Unsere entenverrückte ZBin hatte nämlich im eisigen März 2013 - da war ich noch gar nicht auf der Welt, steht aber in ihrem Buch - zwei Laufis in einer anderen Hütte durch einen Raubüberfall verloren. Sie war so traurig, dass sie sich gar nicht mehr zutraute, Enten zu halten:

"Ich fühlte mich nicht berechtigt, den „Entenführerschein“ erneut zu erwerben. So, als würde ich unsere drei wunderbaren Entendamen dadurch verraten, mich illoyal verhalten. Ich hatte sie zu meiner Freude und Entspannung regelrecht benutzt und fühlte mich an ihrem Tod mitschuldig. Der Hopphopp-Modus unserer Arbeit war doch eigentlich keine Entschuldigung. Wer keine dafür Zeit hat, sollte keine Enten halten, oder? - Meine Meinung war nicht identisch mit der meines Mannes, der unseren Fehler verständlich und verzeihlich fand." 

Unfassbar - denn wir haben doch hier ein Paradies, das ohne Enten verloren wäre! - Aber zurück zum Stall: In diese Hütte passen wir zwei gut rein, wenn man von einem halben m² pro Ente ausgeht. Und Annegret und ich schlafen dort nur. Hauptsache ist hier die Sicherheit. Im Winter vielleicht auch Schutz vor eisiger Kälte. Bis ca. -10° kommen wir klar. Wir haben ja Entendaunen. Zusätzlich kannst du unseren Stall vielleicht mit Decken o.ä. isolieren und die Schicht Hobelspäne aus dem Pferdehandel, mit denen du die Bodenfläche ausstreust, dicker machen. Stroh geht aber auch - ist bloß für mich persönlich nicht so gut, weil ich jetzt etwas empfindlicher geworden bin.

Eine große Hundehütte lässt sich gut umbauen, aber denke daran, dass Raubtiere wie Marder oder Mauswiesel von unten graben können!

Im Winter, wenn die Nächte lang und kalt sind oder während dieser schrecklichen Stallpflicht hatten wir einen Zweitstall, der für uns  im alten Kuhstall hergerichtet worden war. Leider gab es dort keinen Teich für uns. Wie gesagt, alles überhaupt nicht artgerecht.

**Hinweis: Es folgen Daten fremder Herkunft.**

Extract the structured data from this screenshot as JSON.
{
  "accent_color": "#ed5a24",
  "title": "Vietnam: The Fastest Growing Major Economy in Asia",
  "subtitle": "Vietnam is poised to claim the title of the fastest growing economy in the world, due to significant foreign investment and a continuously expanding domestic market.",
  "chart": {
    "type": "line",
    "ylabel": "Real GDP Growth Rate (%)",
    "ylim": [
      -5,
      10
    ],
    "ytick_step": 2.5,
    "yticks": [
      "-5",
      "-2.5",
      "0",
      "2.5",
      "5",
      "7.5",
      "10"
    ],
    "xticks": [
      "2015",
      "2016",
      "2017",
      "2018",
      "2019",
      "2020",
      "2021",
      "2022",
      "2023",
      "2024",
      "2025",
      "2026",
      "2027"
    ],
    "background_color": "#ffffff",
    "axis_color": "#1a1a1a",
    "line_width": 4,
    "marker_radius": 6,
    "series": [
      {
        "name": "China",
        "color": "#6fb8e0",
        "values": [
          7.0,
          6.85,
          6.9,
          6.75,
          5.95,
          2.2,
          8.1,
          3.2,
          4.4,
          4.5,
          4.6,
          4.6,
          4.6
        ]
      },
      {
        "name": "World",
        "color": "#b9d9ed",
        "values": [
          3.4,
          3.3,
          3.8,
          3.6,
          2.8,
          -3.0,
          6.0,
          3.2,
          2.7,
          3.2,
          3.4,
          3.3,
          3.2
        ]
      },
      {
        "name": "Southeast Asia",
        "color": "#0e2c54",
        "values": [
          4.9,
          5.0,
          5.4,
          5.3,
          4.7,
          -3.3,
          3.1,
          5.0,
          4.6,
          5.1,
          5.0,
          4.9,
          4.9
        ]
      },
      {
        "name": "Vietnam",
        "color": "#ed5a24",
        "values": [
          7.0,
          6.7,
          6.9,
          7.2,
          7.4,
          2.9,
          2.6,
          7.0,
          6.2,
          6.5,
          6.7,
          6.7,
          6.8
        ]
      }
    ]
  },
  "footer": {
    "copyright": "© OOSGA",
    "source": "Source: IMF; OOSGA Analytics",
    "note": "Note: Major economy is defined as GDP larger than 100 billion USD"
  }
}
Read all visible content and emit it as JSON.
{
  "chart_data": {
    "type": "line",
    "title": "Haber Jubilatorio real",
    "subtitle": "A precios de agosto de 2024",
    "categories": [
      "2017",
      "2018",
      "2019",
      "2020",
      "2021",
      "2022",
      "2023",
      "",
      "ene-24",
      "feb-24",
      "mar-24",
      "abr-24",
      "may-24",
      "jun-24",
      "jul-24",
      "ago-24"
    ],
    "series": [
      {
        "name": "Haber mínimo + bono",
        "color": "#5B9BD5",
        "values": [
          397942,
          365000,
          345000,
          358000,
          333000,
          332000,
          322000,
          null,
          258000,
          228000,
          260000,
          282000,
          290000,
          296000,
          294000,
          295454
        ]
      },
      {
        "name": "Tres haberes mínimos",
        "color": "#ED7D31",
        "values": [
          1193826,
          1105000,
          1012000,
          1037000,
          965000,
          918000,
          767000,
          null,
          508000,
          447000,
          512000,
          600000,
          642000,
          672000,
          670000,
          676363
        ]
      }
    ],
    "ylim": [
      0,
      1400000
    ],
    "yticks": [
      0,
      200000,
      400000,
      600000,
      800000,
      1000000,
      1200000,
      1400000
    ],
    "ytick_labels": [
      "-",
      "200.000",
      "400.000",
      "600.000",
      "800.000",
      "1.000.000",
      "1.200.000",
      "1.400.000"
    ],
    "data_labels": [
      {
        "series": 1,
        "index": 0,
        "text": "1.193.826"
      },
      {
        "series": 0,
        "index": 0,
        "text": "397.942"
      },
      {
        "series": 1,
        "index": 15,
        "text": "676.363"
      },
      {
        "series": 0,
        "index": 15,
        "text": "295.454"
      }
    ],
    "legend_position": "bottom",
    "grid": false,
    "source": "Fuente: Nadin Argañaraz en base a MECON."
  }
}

Ergänzen lässt sich sowas gut durch eine Voliere, die für uns aber nur provisorisch aufgebaut war: Draht drumherum und Dach obendrauf, damit wir auch während der staatlich angeordneten Stallpflicht frische Luft bekommen. Stallpflicht für Wassergeflügel und kleine Bestände von Hobbyzüchtern ist sehr umstritten und auf jeden Fall Quälkram für uns! Ich halte es auch für völlig falsch, denn wir verlieren bei dieser Stallhaltung unsere natürliche Immunabwehr. Es ist auch sehr unwahrscheinlich, dass es irgendwem hilft, uns einzusperren. Das meint auch der in Deutschland bekannteste Ornithologe, Prof. Dr. Peter Berthold. Er hat u.a. den Spiegel-Bestseller "Unsere Vögel. Warum wir sie brauchen und wie wir sie schützen können" und auch "Vögel füttern, aber richtig" geschrieben." (Bei den Weblinks findest du ein Interview.)

Ein sicherer Stall für die Nacht muss natürlich sein. Besonders im Frühling, wenn die Füchsin ihre Welpen bekommt. Gerade dann wollen wir auch nicht in den Stall - aber bleibe bitte stur und sperre uns bei Einbruch der Dämmerung ein!

 

Wie du siehst, dreht sich bei uns das Leben hauptsächlich um die drei großen Ententhemen: Fressen, schlafen, schwimmen. Also sind aller guten Dinge doch drei und ich hab´s geschafft, so weit zu zählen!

Wenn du  das auch kannst, lies dir noch mal "4. Das müsst IHR bedenken" durch, bevor du uns in deinen Garten holst.